The trip comes just hours before the British parliament is to convene a second vote on May’s Brexit deal as the government struggles to secure an orderly withdrawal from the EU at the end of March.
Reports suggest May has little chance of going through the House of Commons with the deal she signed with the EU in November. The opposition Labour Party said earlier on Monday that May had failed to bring about a single change to the Brexit document which suffered a historic defeat in a first Commons vote in January.
Critics of May’s deal in her own Conservative Party, however, have vowed they would support the deal if the EU gives legal guarantees that a mechanism in the agreement which sets out rules for administration of the Irish border after Brexit would be temporary.
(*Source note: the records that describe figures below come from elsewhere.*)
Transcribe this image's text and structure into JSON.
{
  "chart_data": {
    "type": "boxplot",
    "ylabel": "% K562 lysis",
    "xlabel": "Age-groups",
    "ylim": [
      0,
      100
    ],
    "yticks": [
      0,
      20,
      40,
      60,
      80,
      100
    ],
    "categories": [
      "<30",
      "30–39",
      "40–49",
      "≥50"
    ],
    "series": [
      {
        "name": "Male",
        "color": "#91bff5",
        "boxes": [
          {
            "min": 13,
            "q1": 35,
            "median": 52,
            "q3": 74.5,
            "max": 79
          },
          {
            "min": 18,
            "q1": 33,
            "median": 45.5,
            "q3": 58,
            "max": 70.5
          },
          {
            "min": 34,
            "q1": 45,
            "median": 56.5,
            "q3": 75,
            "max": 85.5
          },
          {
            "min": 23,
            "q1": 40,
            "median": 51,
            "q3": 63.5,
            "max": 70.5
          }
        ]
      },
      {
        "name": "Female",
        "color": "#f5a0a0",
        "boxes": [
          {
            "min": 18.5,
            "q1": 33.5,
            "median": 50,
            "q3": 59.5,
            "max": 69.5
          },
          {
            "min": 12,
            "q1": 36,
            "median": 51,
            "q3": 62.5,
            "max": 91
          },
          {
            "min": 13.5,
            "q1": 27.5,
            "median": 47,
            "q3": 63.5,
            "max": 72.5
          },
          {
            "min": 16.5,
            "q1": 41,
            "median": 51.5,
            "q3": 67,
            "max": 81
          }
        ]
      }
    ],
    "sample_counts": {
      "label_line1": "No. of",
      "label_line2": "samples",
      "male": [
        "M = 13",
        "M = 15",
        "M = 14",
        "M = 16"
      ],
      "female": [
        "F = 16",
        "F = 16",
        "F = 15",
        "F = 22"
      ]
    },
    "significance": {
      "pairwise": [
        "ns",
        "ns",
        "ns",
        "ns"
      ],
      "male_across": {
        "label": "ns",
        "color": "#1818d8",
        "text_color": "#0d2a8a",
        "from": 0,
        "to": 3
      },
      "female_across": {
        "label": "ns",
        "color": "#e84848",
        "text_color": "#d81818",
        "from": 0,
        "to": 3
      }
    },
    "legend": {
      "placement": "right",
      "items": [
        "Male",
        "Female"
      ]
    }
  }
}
There was no clear suggestion from the EU until Monday whether the so-called Irish backstop had been changed so that it could win the support of pro-Brexit lawmakers in the Commons.
The EU said before May’s trip to Strasbourg that it was now up to the British lawmakers to decide on the fate of Brexit.
German chancellor Angela Merkel said on Monday that the EU was expecting Britain to respond to proposals on the backstop.
However, government sources said May’s direct talks with Juncker on the eve of the second parliament vote on Brexit deal would be the right way to progress at the current critical moment.
May has allowed the parliament to vote on other options on Brexit if they reject her deal on Tuesday, including a no-deal withdrawal or an extension to the two-year negotiating period.
Experts believe there is no clear majority in the Commons for a delayed Brexit, meaning that Britain would have no option but to accept a hard Brexit on March 29 if the parliament rejects the current Brexit deal.